Sunday, March 16, 2008

wine is the answer

and not necessarily just the drinking of it. I was out pruning today on the property we are working on buying and I realized all of a sudden how at peace I was and how I really didn't want to leave. Something about working with the vines and being outside has an amazing effect on my mood and general happiness. Miles is happy out there too. I can't wait until the property is fully ours and we can let the little boys make themselves at home and teach them where they can be and where they cannot. I want to be able to get up from my desk and go for a walk on the property to clear my head and balance myself. I need it.

I am not happy these days, not content in any way. I go through each day on auto pilot, being nice when I need to be, coming home exhausted to the point where I don't even want to watch a tv show with my husband let alone be romantic or interested in anything else with him. He is feeling neglected and lonely with my new schedule, coming home between 630 & 7 each night is definitely a change in our daily routine. And I don't have the energy or resources to help him adjust when I am having such a time adjusting myself. I know that once Sorelle is up and running that my time will be eaten up and at certain times I will be working incredibly long days and weeks in order to get things done. But the difference will be that I can have my family there with me when needed and I can see them and not be at the beck and call of big corporate job.
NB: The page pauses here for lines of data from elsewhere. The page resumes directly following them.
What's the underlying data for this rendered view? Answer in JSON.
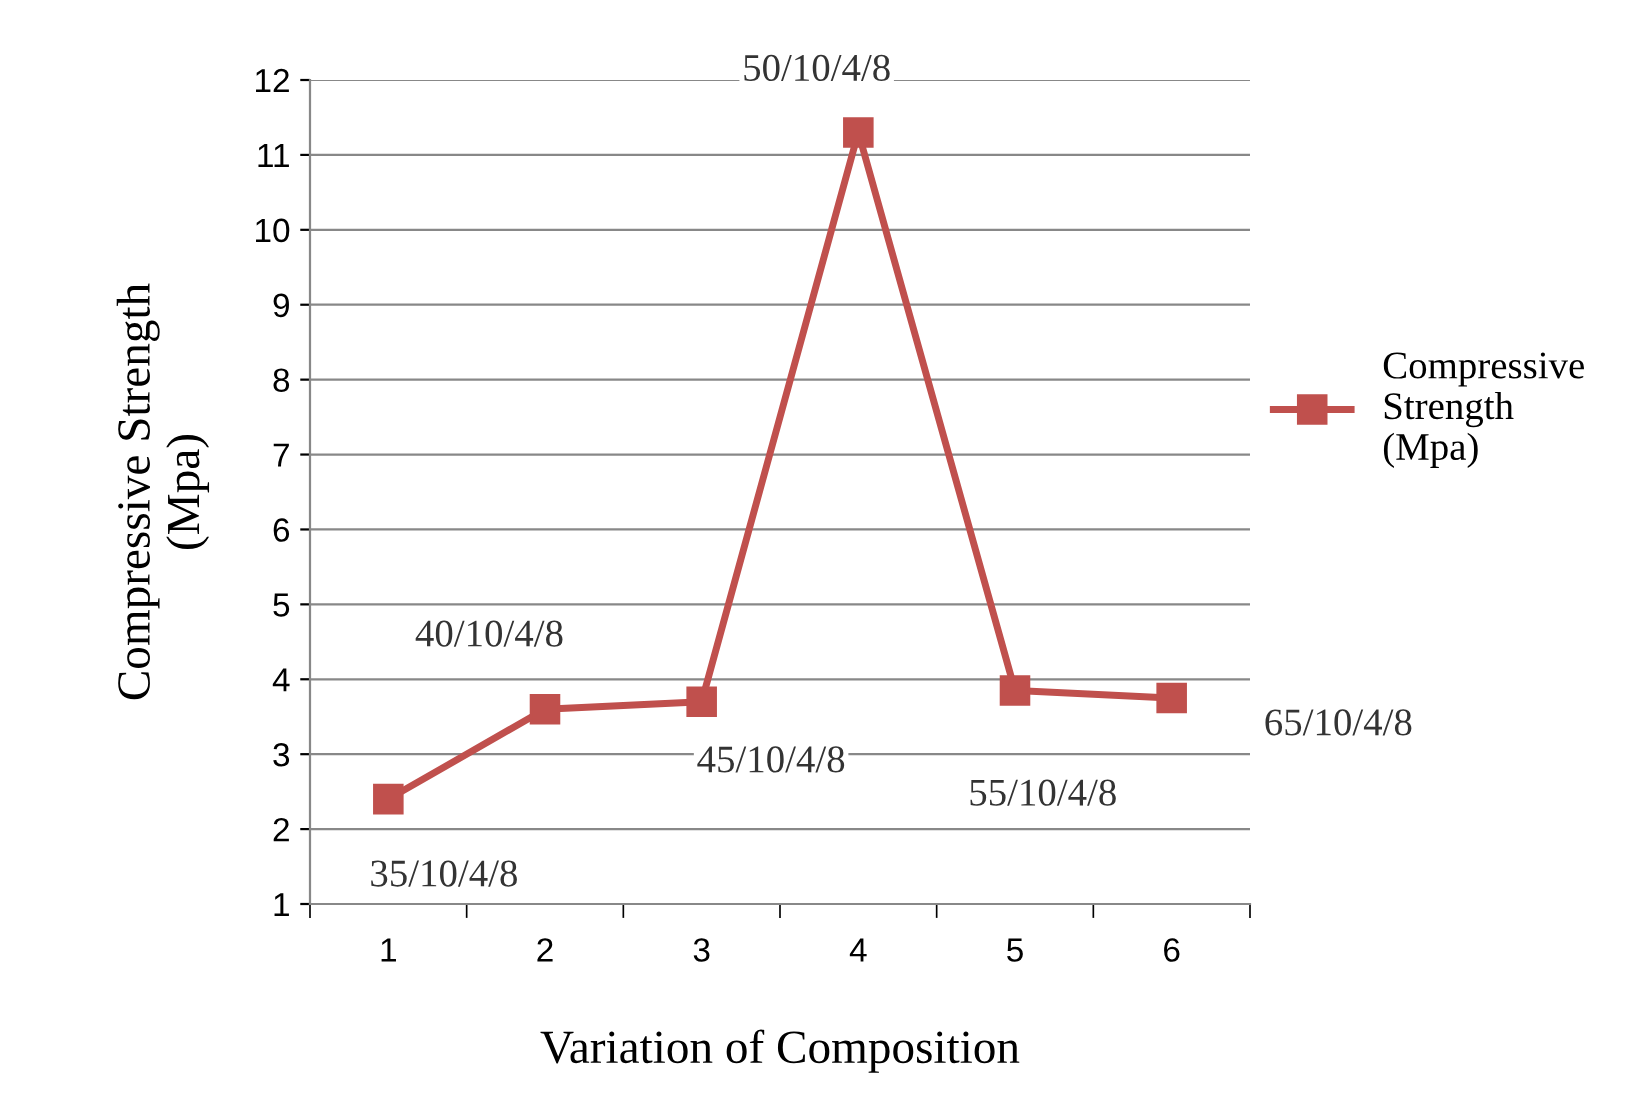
{
  "chart_data": {
    "type": "line",
    "xlabel": "Variation of Composition",
    "ylabel": "Compressive Strength\n(Mpa)",
    "categories": [
      "1",
      "2",
      "3",
      "4",
      "5",
      "6"
    ],
    "series": [
      {
        "name": "Compressive\nStrength\n(Mpa)",
        "color": "#c0504d",
        "values": [
          2.4,
          3.6,
          3.7,
          11.3,
          3.85,
          3.75
        ]
      }
    ],
    "ylim": [
      1,
      12
    ],
    "yticks": [
      1,
      2,
      3,
      4,
      5,
      6,
      7,
      8,
      9,
      10,
      11,
      12
    ],
    "grid": "y",
    "legend": "right",
    "marker": "square",
    "line_style": "solid",
    "annotations": [
      {
        "text": "35/10/4/8",
        "x": "1",
        "y": 2.4
      },
      {
        "text": "40/10/4/8",
        "x": "2",
        "y": 3.6
      },
      {
        "text": "45/10/4/8",
        "x": "3",
        "y": 3.7
      },
      {
        "text": "50/10/4/8",
        "x": "4",
        "y": 11.3
      },
      {
        "text": "55/10/4/8",
        "x": "5",
        "y": 3.85
      },
      {
        "text": "65/10/4/8",
        "x": "6",
        "y": 3.75
      }
    ]
  }
}
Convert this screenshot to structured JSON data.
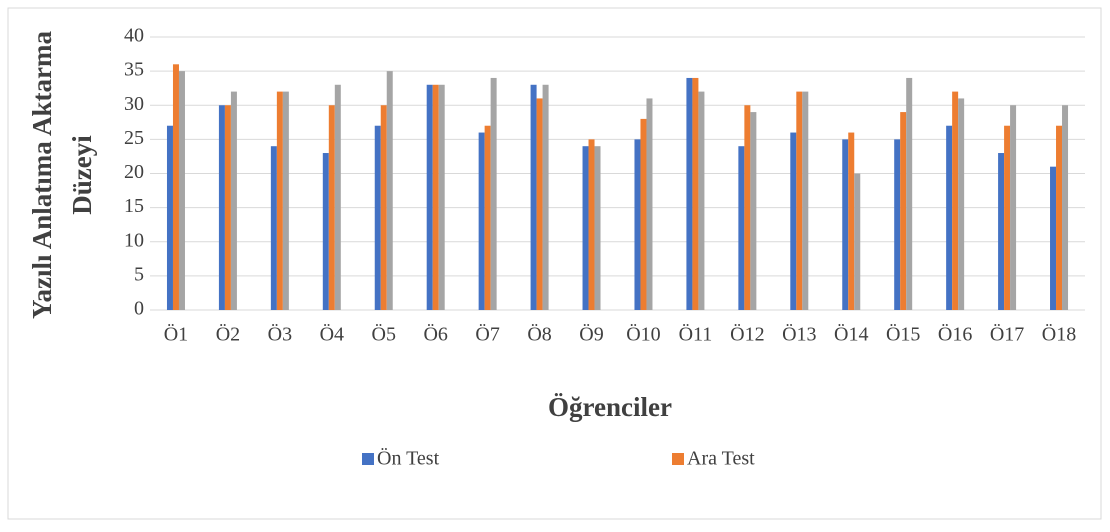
{
  "chart_data": {
    "type": "bar",
    "ylabel": [
      "Yazılı Anlatıma Aktarma",
      "Düzeyi"
    ],
    "xlabel": "Öğrenciler",
    "categories": [
      "Ö1",
      "Ö2",
      "Ö3",
      "Ö4",
      "Ö5",
      "Ö6",
      "Ö7",
      "Ö8",
      "Ö9",
      "Ö10",
      "Ö11",
      "Ö12",
      "Ö13",
      "Ö14",
      "Ö15",
      "Ö16",
      "Ö17",
      "Ö18"
    ],
    "series": [
      {
        "name": "Ön Test",
        "color": "#4472c4",
        "values": [
          27,
          30,
          24,
          23,
          27,
          33,
          26,
          33,
          24,
          25,
          34,
          24,
          26,
          25,
          25,
          27,
          23,
          21
        ]
      },
      {
        "name": "Ara Test",
        "color": "#ed7d31",
        "values": [
          36,
          30,
          32,
          30,
          30,
          33,
          27,
          31,
          25,
          28,
          34,
          30,
          32,
          26,
          29,
          32,
          27,
          27
        ]
      },
      {
        "color": "#a5a5a5",
        "values": [
          35,
          32,
          32,
          33,
          35,
          33,
          34,
          33,
          24,
          31,
          32,
          29,
          32,
          20,
          34,
          31,
          30,
          30
        ]
      }
    ],
    "ylim": [
      0,
      40
    ],
    "yticks": [
      0,
      5,
      10,
      15,
      20,
      25,
      30,
      35,
      40
    ],
    "grid": true,
    "legend": "bottom"
  }
}
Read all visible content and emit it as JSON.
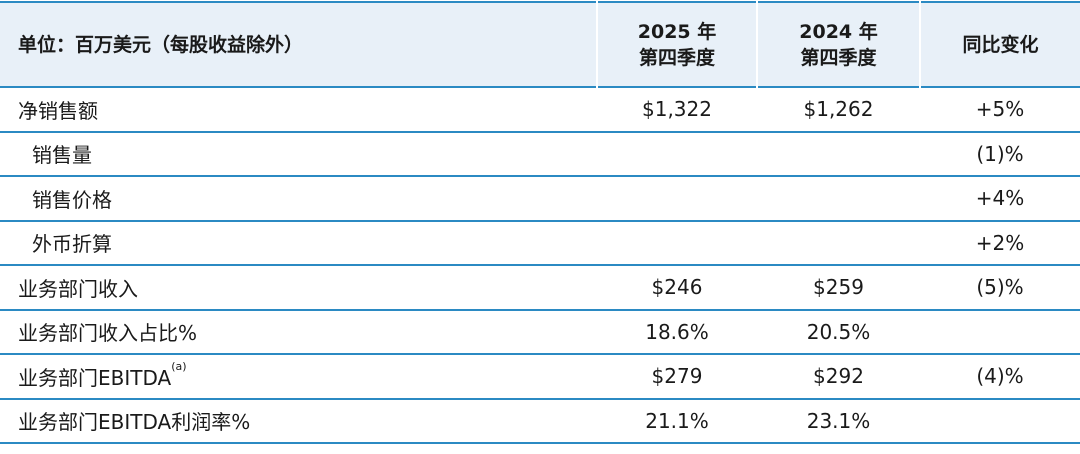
{
  "header": {
    "unit_label": "单位：百万美元（每股收益除外）",
    "col1": [
      "2025 年",
      "第四季度"
    ],
    "col2": [
      "2024 年",
      "第四季度"
    ],
    "col3": "同比变化"
  },
  "rows": [
    {
      "label": "净销售额",
      "q4_2025": "$1,322",
      "q4_2024": "$1,262",
      "change": "+5%"
    },
    {
      "label": "销售量",
      "q4_2025": "",
      "q4_2024": "",
      "change": "(1)%"
    },
    {
      "label": "销售价格",
      "q4_2025": "",
      "q4_2024": "",
      "change": "+4%"
    },
    {
      "label": "外币折算",
      "q4_2025": "",
      "q4_2024": "",
      "change": "+2%"
    },
    {
      "label": "业务部门收入",
      "q4_2025": "$246",
      "q4_2024": "$259",
      "change": "(5)%"
    },
    {
      "label": "业务部门收入占比%",
      "q4_2025": "18.6%",
      "q4_2024": "20.5%",
      "change": ""
    },
    {
      "label": "业务部门EBITDA",
      "footnote": "(a)",
      "q4_2025": "$279",
      "q4_2024": "$292",
      "change": "(4)%"
    },
    {
      "label": "业务部门EBITDA利润率%",
      "q4_2025": "21.1%",
      "q4_2024": "23.1%",
      "change": ""
    }
  ],
  "colors": {
    "header_bg": "#e8f0f8",
    "rule": "#2b8ac3"
  }
}
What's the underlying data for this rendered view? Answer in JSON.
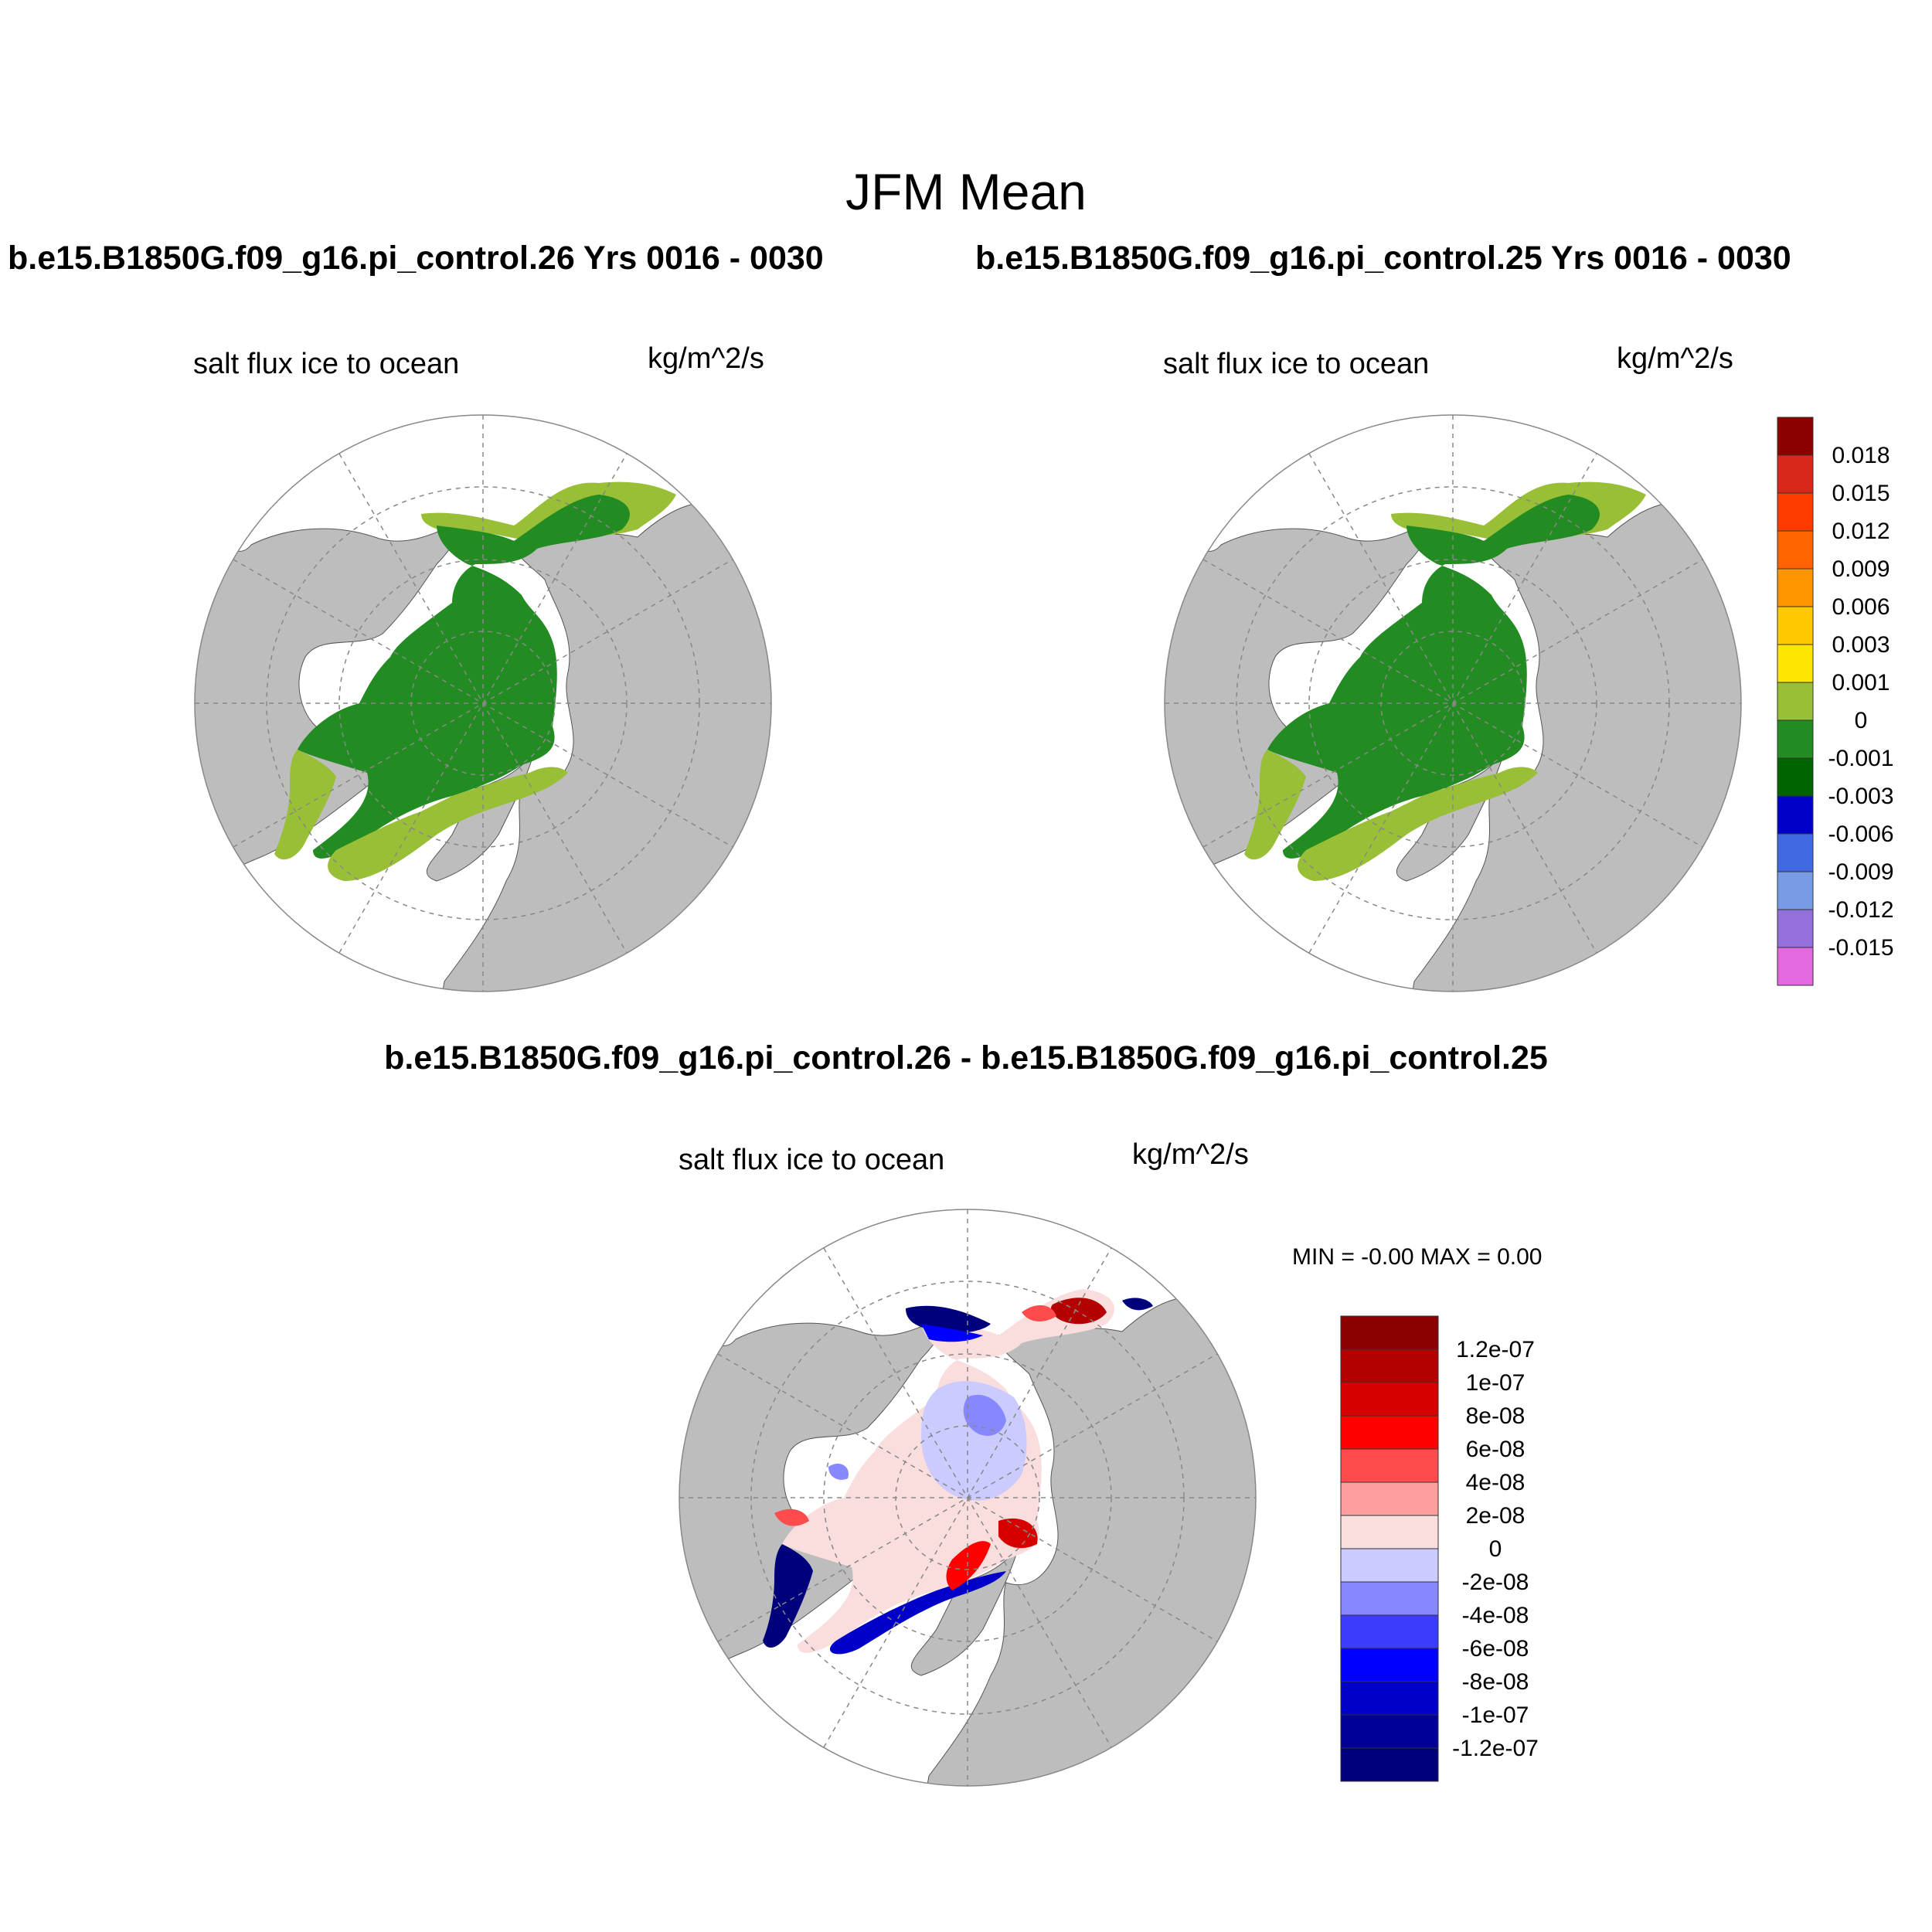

Don't get me wrong, my job as a bank teller is working for me at the moment, I am good at it, I am doing well, but its not my career or any place I want to be for long. I love the people I am working with, for the most part. The store manager is fabulous, I think she is not only a genuinely good person but she is funny and good to work with, she gives feedback in a constructive positive way that I can understand. The other teller and the banker are both very sweet and I enjoy their company and appreciate their help and support with work stuff. The service manager is a nice person and I like her, but, she doesn't have very good people skills and I think she often comes off as rude or abrupt when really she just isn't taking the time to think about how she sounds. I often feel like I am in trouble or have screwed up when really all she is doing is asking me if I remembered to do something. I do feel I am turning into a sales weasel, so much of the job is trying to sell things to every customer. I am succeeding, and doing very well for a new teller, but man I really don't like selling crap to folks. For the most part it is banking products that if they use will only help them, but I worry all the time that they don't really understand and are just signing up because we tell them they should...I did get to go to a Blazers game for free though and sit in the bank suite, it was awesome, tons of food and a pretty good game. Mitch and I had a nice night.

All I can do is bide my time and get through it, Sorelle will be up and running soon, I will then be able to do work I will love and live my life they way I want. Thank the universe for the vines, my time there is truly my only time at peace, I am surprised I hadn't realized that before today......

peace out (yeah, yeah, I know, but it seems appropriate)

Thursday, March 13, 2008

One little Miles Jumpin' on the Bed

We have done it, Miles is now officially sleeping in a Big Boy Bed........I am sad. My baby is growing so fast and as wonderful as it all is I am sad that I haven't had more time to really enjoy what he has been. Everyday he is bigger and smarter, surprising me with what he knows and how he can do amazing things. I love what he is becoming. I suppose is many ways that is the nature of parenthood and of life, always looking forward to what is coming with eagerness and excitement yet missing the past with nostalgia and longing for what is known and comforting. Is this one of the reasons why folks have more babies? Because they want to recreate what they have had already and loved so much? (funny how easily we forget the sleepless nights, swollen painful breasts and frustrating moments of early parenting, the physical and emotional tolls we pay for the joyful moments we cherish in memory).

Apparently I am in a ponderous mood tonight. I intended this to be a recount of Miles 1st night in his new bed and instead am waxing poetic (badly) about life and parenting. I either need more sleep and more wine, or more sleep and less wine..........I think I will go and figure out which one.